Now I’ve officially had it. I want to be home. Not home in my house, not home in my own bed. Home in my airport, Richmond International (station code: RIC). “The best little big airport you’ll ever visit,” boasts the airport’s website. It’s the Goldilocks airport — juuuuuust right, with its two terminals, ample for the annual 3 million-plus travelers, but comically alphabetized when we really should just call them “Left” and “Right.” It’s a place where you can still say to someone, “Meet me outside of the airport,” and actually find them. Where you can get a cup of coffee and a muffin in less than 30 minutes! It’s an airport where the airline employees don’t all seem dead inside, perhaps because the travelers they are assisting haven’t been through a soul-sucking journey just to check in.
OK, it’s not perfect. Yes, baggage claim moves at about the same pace as the city itself. No, you can’t actually get there from here (on a direct flight anyway) but these are small considerations for the privilege of having almost zero stress in an airport.
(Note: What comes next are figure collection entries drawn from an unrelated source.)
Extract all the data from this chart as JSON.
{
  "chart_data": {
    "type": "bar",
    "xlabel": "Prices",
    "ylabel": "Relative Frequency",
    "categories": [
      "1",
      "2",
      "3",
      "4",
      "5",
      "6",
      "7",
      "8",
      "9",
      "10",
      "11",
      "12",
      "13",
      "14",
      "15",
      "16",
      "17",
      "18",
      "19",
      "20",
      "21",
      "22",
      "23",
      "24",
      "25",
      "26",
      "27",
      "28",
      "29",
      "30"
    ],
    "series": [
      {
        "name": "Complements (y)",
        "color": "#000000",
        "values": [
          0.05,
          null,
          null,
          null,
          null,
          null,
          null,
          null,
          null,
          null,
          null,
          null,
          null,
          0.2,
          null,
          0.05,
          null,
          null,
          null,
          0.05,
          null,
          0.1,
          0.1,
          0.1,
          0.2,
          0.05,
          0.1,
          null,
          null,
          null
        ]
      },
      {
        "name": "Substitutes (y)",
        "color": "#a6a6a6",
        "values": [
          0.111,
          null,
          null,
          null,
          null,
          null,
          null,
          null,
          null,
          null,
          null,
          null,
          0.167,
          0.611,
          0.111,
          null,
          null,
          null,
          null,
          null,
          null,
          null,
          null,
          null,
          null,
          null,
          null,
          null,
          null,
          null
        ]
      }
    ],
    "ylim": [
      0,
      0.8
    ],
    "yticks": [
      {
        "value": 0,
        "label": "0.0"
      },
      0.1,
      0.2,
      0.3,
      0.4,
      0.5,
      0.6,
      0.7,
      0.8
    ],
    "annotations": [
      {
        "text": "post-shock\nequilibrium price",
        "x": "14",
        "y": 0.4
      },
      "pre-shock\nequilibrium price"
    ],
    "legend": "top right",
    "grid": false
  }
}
Other than RIC, Charlotte Douglas International is the only airport I like. All others, I aggressively hate. LaGuardia in New York City is crowded, busy, dirty, slow and under perpetual construction. Then there’s the Hotel California of airports — Philadelphia — where you are most certainly assured of being delayed or canceled. And the saddest of all, Newark — more precisely, its commuter terminal, or as I think of it, Cell Block H, from which even the pigeons can’t escape.
Our day of travel had started early that morning in a tropical paradise and we’d been through horrible lines, customs, long layovers and delays just to get to this moment — when the little big skyline of Richmond (to borrow a phrase) comes glittering into view. Within moments, we are on the ground, off the plane and walking along RIC’s gleaming white floors, past families greeting travelers with signs and balloons, to the silent and sterile baggage claim area. Only passengers from our flight are here, but of course, our luggage emerges on the farthest carousel.
“It figures,” I say, with a chuckle and finally take a long breath, casting off the stress of the day. I don’t need my house. I don’t need my bed. I am already home.